On aperçoit autour des épaves et des murailles,
Réglée par un invisible amphibie,
L'incessante circulation des poissons,
Comme à Rome en plein midi.
Sur la plaine atlante, trois femmes sans ombrelles,
Grisées d'oxygène, vont, guidées par un adolescent,
Dans des armures médiévales au respirateur en scolopendre,
Où la camériste des scaphandres a renfoncé leurs jupons.
Et l'on aperçoit infinitésimalement fondre
Sur le sol de corail qu'elles pulvérisent à chaque pas
Les traces d'escarpins aux semelles de plomb.
2.
Il est, sous la mer de vers,
La mer de lait, d'autres pages moins feuilletées ;
Il est, dans les abysses, des parages moins frayés.
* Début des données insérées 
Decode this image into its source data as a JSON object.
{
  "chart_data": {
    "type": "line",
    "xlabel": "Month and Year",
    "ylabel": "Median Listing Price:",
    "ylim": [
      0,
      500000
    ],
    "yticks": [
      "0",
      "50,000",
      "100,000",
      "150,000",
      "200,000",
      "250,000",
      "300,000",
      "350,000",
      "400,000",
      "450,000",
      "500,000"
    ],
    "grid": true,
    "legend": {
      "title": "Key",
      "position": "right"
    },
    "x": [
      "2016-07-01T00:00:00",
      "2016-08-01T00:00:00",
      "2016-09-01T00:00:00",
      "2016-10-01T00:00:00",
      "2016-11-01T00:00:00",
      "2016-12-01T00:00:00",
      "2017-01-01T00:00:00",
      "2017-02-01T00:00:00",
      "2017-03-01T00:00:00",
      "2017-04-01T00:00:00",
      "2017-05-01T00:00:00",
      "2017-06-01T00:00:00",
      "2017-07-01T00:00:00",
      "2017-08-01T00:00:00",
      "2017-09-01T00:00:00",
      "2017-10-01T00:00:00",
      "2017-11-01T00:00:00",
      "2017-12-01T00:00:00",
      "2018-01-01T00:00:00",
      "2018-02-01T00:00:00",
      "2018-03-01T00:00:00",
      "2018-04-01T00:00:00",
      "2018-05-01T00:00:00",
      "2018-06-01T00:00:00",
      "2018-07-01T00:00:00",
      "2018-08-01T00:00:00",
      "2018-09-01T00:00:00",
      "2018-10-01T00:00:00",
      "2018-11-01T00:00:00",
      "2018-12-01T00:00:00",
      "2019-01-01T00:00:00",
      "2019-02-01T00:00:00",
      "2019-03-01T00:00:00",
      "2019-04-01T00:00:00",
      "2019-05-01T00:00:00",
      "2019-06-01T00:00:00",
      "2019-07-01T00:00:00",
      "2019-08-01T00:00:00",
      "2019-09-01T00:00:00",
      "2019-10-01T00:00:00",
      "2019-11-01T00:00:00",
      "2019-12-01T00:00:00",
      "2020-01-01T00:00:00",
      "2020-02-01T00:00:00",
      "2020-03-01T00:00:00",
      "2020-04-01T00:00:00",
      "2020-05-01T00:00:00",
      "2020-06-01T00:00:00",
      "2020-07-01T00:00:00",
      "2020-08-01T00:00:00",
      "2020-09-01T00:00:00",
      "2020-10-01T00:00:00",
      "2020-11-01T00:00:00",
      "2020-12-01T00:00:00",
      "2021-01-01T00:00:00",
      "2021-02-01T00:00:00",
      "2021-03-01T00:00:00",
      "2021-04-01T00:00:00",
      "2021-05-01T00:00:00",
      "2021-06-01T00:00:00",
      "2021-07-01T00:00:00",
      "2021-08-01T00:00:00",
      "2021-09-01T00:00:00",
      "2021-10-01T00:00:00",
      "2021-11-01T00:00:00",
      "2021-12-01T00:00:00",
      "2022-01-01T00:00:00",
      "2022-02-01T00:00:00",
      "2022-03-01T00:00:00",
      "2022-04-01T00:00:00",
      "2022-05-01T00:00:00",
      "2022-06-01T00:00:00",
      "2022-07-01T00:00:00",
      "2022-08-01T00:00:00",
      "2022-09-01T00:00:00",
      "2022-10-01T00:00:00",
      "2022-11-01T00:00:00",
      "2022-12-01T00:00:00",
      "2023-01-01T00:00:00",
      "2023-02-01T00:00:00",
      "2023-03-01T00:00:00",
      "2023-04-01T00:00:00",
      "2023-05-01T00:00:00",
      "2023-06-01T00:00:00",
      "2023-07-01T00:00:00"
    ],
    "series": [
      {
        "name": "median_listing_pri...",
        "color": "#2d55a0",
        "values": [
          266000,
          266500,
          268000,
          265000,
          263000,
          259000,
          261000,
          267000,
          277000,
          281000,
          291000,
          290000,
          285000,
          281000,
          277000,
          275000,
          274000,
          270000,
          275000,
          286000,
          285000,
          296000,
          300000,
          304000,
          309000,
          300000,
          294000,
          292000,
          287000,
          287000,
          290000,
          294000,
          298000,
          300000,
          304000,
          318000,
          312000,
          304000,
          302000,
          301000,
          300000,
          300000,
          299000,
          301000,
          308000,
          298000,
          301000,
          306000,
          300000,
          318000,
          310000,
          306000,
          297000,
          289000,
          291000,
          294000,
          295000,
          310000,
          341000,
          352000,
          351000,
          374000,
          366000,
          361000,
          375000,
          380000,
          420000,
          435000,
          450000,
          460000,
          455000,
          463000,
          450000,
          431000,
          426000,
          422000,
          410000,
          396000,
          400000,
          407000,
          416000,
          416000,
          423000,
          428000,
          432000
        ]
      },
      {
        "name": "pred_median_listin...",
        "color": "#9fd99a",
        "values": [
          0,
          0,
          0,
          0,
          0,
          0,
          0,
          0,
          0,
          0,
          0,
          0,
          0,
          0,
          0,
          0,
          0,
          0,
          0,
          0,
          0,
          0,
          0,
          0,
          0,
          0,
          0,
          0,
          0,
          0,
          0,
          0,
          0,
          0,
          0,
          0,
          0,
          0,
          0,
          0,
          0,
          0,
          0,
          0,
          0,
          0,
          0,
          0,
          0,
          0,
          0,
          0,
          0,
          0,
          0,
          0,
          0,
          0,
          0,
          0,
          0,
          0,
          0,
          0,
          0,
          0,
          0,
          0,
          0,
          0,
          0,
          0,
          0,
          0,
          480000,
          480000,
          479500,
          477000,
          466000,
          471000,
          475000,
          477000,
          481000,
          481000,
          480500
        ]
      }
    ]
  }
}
Devant la ville neuve, aux tours brisées,
Des enfants au visage bis, au fond des prairies marines,
Descendants appauvris de la race engloutie,
Paissent des troupeaux de poissons-lune
Qui, lorsque montent sous l'océan des flocons de cendre,
Effrayés s'engouffrent dans les écubiers
D'un cargo alourdi de sargasses et tout effrangé de rouille.
Et les bergers inhumains en cherchant leurs ouailles
Aperçoivent au hublot le capitaine coulé
Qui tape les cartes au carré.
Ces flèches de cristal sont ville et musée.
On y voit encore un Martien malchanceux
Qui pour de tristes ombres qu'on n'égaie plus
Déploie en corolle son organe de l'espoir
Et fait varier les couleurs de son dos lamelleux.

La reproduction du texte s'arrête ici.